CI STAFF AGENT LEE WIGREN

LEE HOBART WIGREN 
He was born in Massachusetts during nineteen twenty three and enlisted with the US military amongst the Second World War. Lee graduated from Yale University the same decade and became a counterintelligence staff employee for the CIA during nineteen fifty-one. The following year he was assigned to Foreign Intelligence Division’s Staff C and would serve the Agency's Research Branch in that period. Amidst the late nineteen fifties Lee is reassigned to conduct research for the CIA’s notorious Staff D and he joined the Soviet Russia Division’s counterintelligence group by the next decade.

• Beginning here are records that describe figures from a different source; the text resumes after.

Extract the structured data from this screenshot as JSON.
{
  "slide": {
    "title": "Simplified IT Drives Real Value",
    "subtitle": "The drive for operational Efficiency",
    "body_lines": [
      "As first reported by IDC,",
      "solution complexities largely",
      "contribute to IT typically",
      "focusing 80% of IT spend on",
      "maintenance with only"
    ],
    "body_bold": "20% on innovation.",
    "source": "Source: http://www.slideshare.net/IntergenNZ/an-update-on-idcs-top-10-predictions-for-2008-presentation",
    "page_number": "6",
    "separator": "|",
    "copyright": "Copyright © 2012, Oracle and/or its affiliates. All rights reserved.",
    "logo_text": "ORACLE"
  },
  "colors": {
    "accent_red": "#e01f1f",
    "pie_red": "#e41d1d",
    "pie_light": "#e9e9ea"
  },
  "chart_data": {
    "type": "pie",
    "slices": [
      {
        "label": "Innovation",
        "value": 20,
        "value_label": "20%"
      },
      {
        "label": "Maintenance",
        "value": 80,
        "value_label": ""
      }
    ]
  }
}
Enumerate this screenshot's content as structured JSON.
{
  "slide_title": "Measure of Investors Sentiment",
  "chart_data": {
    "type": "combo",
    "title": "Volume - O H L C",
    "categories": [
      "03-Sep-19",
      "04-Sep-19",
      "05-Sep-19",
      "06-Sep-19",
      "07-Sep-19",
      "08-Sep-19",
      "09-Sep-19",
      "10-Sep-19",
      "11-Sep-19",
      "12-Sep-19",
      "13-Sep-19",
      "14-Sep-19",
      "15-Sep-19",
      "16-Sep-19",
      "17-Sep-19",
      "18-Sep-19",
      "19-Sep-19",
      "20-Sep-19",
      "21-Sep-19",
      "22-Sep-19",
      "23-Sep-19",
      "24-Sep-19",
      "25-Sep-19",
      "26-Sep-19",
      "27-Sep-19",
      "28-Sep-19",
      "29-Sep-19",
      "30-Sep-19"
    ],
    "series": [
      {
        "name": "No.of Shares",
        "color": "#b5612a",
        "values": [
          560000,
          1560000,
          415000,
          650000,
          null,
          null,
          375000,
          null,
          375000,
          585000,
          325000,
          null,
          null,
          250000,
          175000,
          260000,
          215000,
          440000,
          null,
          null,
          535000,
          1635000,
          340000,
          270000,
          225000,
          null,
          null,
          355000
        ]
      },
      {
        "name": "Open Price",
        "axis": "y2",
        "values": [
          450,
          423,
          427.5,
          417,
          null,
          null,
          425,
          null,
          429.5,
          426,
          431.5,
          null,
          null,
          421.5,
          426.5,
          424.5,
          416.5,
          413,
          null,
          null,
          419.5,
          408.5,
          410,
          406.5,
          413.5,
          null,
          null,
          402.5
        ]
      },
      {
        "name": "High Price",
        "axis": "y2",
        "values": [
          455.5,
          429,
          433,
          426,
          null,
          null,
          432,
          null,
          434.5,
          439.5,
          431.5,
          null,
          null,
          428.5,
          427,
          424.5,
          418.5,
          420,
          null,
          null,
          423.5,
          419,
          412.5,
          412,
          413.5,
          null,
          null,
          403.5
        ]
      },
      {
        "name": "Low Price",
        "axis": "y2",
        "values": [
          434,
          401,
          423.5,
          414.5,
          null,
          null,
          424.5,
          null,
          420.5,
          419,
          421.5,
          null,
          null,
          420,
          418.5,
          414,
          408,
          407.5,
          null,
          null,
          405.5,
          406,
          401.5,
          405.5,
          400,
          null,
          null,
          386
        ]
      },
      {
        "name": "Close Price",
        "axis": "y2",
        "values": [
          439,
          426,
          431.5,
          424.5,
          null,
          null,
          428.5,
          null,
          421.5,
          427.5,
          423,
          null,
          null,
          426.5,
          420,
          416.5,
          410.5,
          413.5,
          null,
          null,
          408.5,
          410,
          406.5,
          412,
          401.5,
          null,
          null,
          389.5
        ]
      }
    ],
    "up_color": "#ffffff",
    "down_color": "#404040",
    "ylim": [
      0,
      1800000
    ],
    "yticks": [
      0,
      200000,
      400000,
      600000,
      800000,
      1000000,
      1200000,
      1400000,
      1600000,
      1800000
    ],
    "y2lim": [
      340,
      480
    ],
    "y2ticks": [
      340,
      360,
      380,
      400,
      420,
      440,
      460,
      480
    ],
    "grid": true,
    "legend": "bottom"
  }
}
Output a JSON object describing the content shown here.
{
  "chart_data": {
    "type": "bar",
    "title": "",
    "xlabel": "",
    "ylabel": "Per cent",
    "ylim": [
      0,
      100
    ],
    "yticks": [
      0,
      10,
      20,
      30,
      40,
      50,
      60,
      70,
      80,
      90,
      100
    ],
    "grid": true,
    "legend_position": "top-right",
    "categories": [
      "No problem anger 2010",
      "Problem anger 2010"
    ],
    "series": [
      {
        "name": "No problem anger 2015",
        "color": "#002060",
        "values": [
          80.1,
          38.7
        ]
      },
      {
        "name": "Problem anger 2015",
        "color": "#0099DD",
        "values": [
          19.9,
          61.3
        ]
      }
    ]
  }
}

Amid nineteen sixty-three he was an officer giving counterintelligence lectures, supervised a research group targeting Soviet operations, and planned research programs. The next year Wigren supervised research done by the Agency regarding Lee Harvey Oswald in Russia to support investigative efforts but overlooked several contending related details. He was directed to utilize Soviet Russia Division’s counterintelligence staff for creating questions the President’s Commission would “relay to the Soviet Government." As nineteen sixty-five passed he was at headquarters overseeing the division’s counterintelligence studies and operational research.

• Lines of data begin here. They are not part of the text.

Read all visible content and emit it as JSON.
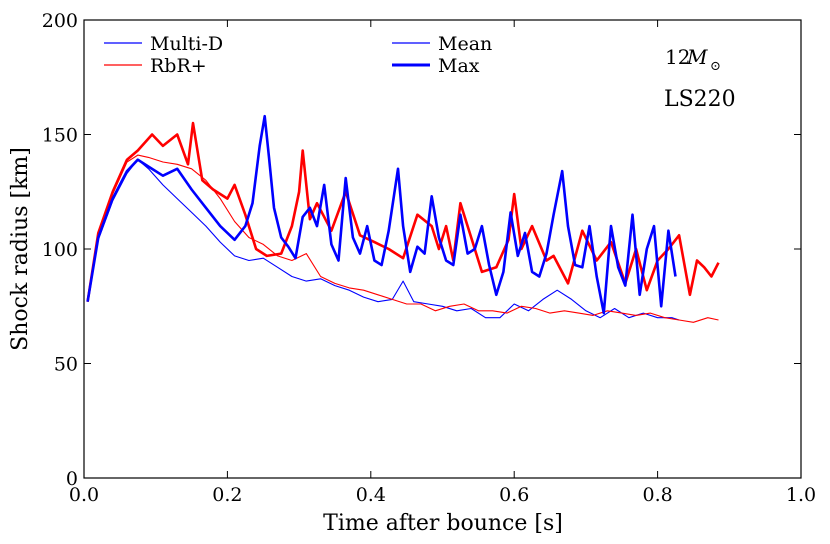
{
  "chart_data": {
    "type": "line",
    "title": "",
    "xlabel": "Time after bounce [s]",
    "ylabel": "Shock radius [km]",
    "xlim": [
      0.0,
      1.0
    ],
    "ylim": [
      0,
      200
    ],
    "xticks": [
      0.0,
      0.2,
      0.4,
      0.6,
      0.8,
      1.0
    ],
    "xtick_labels": [
      "0.0",
      "0.2",
      "0.4",
      "0.6",
      "0.8",
      "1.0"
    ],
    "yticks": [
      0,
      50,
      100,
      150,
      200
    ],
    "ytick_labels": [
      "0",
      "50",
      "100",
      "150",
      "200"
    ],
    "grid": false,
    "annotations": {
      "mass_value": "12",
      "mass_symbol": "M",
      "mass_subscript": "⊙",
      "eos": "LS220"
    },
    "legend": {
      "placement": "top",
      "entries": [
        {
          "label": "Multi-D",
          "color": "#0000ff",
          "style": "thin"
        },
        {
          "label": "RbR+",
          "color": "#ff0000",
          "style": "thin"
        },
        {
          "label": "Mean",
          "color": "#0000ff",
          "style": "thin"
        },
        {
          "label": "Max",
          "color": "#0000ff",
          "style": "thick"
        }
      ]
    },
    "series": [
      {
        "name": "Multi-D Max",
        "color": "#0000ff",
        "style": "thick",
        "x": [
          0.005,
          0.02,
          0.04,
          0.06,
          0.075,
          0.09,
          0.11,
          0.13,
          0.15,
          0.17,
          0.19,
          0.21,
          0.225,
          0.235,
          0.245,
          0.252,
          0.258,
          0.265,
          0.275,
          0.285,
          0.295,
          0.305,
          0.315,
          0.325,
          0.335,
          0.345,
          0.355,
          0.365,
          0.375,
          0.385,
          0.395,
          0.405,
          0.415,
          0.425,
          0.438,
          0.445,
          0.455,
          0.465,
          0.475,
          0.485,
          0.495,
          0.505,
          0.515,
          0.525,
          0.535,
          0.545,
          0.555,
          0.565,
          0.575,
          0.585,
          0.595,
          0.605,
          0.615,
          0.625,
          0.635,
          0.645,
          0.655,
          0.667,
          0.675,
          0.685,
          0.695,
          0.705,
          0.715,
          0.725,
          0.735,
          0.745,
          0.755,
          0.765,
          0.775,
          0.785,
          0.795,
          0.805,
          0.815,
          0.825
        ],
        "y": [
          77,
          105,
          122,
          134,
          139,
          136,
          132,
          135,
          126,
          118,
          110,
          104,
          110,
          120,
          145,
          158,
          140,
          118,
          105,
          101,
          96,
          114,
          118,
          110,
          128,
          102,
          95,
          131,
          105,
          98,
          110,
          95,
          93,
          108,
          135,
          110,
          90,
          101,
          98,
          123,
          105,
          95,
          93,
          115,
          98,
          100,
          110,
          93,
          80,
          90,
          116,
          97,
          107,
          90,
          88,
          98,
          115,
          134,
          110,
          93,
          92,
          110,
          88,
          72,
          110,
          92,
          84,
          115,
          80,
          100,
          110,
          75,
          108,
          88
        ]
      },
      {
        "name": "RbR+ Max",
        "color": "#ff0000",
        "style": "thick",
        "x": [
          0.005,
          0.02,
          0.04,
          0.06,
          0.075,
          0.095,
          0.11,
          0.13,
          0.145,
          0.152,
          0.165,
          0.18,
          0.2,
          0.21,
          0.225,
          0.24,
          0.255,
          0.275,
          0.29,
          0.3,
          0.305,
          0.315,
          0.325,
          0.345,
          0.365,
          0.385,
          0.405,
          0.425,
          0.445,
          0.465,
          0.485,
          0.495,
          0.505,
          0.515,
          0.525,
          0.54,
          0.555,
          0.575,
          0.592,
          0.6,
          0.61,
          0.625,
          0.645,
          0.655,
          0.675,
          0.695,
          0.715,
          0.735,
          0.755,
          0.77,
          0.785,
          0.8,
          0.815,
          0.83,
          0.845,
          0.855,
          0.865,
          0.875,
          0.885
        ],
        "y": [
          77,
          107,
          125,
          139,
          143,
          150,
          145,
          150,
          137,
          155,
          130,
          126,
          122,
          128,
          115,
          100,
          97,
          98,
          110,
          125,
          143,
          113,
          120,
          108,
          125,
          106,
          103,
          100,
          96,
          115,
          110,
          100,
          110,
          95,
          120,
          105,
          90,
          92,
          104,
          124,
          100,
          110,
          95,
          97,
          85,
          108,
          95,
          103,
          85,
          100,
          82,
          95,
          100,
          106,
          80,
          95,
          92,
          88,
          94
        ]
      },
      {
        "name": "Multi-D Mean",
        "color": "#0000ff",
        "style": "thin",
        "x": [
          0.005,
          0.02,
          0.04,
          0.06,
          0.075,
          0.09,
          0.11,
          0.13,
          0.15,
          0.17,
          0.19,
          0.21,
          0.23,
          0.25,
          0.27,
          0.29,
          0.31,
          0.33,
          0.35,
          0.37,
          0.39,
          0.41,
          0.43,
          0.445,
          0.46,
          0.48,
          0.5,
          0.52,
          0.54,
          0.56,
          0.58,
          0.6,
          0.62,
          0.64,
          0.66,
          0.68,
          0.7,
          0.72,
          0.74,
          0.76,
          0.78,
          0.8,
          0.82,
          0.83
        ],
        "y": [
          77,
          104,
          121,
          133,
          139,
          135,
          128,
          122,
          116,
          110,
          103,
          97,
          95,
          96,
          92,
          88,
          86,
          87,
          84,
          82,
          79,
          77,
          78,
          86,
          77,
          76,
          75,
          73,
          74,
          70,
          70,
          76,
          73,
          78,
          82,
          78,
          73,
          70,
          74,
          70,
          72,
          70,
          70,
          69
        ]
      },
      {
        "name": "RbR+ Mean",
        "color": "#ff0000",
        "style": "thin",
        "x": [
          0.005,
          0.02,
          0.04,
          0.06,
          0.075,
          0.09,
          0.11,
          0.13,
          0.15,
          0.17,
          0.19,
          0.21,
          0.23,
          0.25,
          0.27,
          0.29,
          0.31,
          0.33,
          0.35,
          0.37,
          0.39,
          0.41,
          0.43,
          0.45,
          0.47,
          0.49,
          0.51,
          0.53,
          0.55,
          0.57,
          0.59,
          0.61,
          0.63,
          0.65,
          0.67,
          0.69,
          0.71,
          0.73,
          0.75,
          0.77,
          0.79,
          0.81,
          0.83,
          0.85,
          0.87,
          0.885
        ],
        "y": [
          77,
          106,
          124,
          138,
          141,
          140,
          138,
          137,
          135,
          130,
          122,
          112,
          105,
          102,
          97,
          95,
          98,
          88,
          85,
          83,
          82,
          80,
          78,
          76,
          76,
          73,
          75,
          76,
          73,
          73,
          72,
          75,
          74,
          72,
          73,
          72,
          71,
          73,
          72,
          71,
          72,
          70,
          69,
          68,
          70,
          69
        ]
      }
    ]
  }
}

Lee was considered an expert on Soviet affairs and during nineteen sixty-eight was appointed to the Counterintelligence Staff by James Angleton. He eventually served on multiple public commissions during a portion of his official tenure despite the likely conflict of interest. Wigren remained part of the Counterintelligence Staff following the purge of Angleton and his subordinates during the nineteen-seventies by Agency Director William Colby. Lee continue managing a research staff and handle multiple Soviet defectors with the passing of nineteen seventy-six and he retired two years later.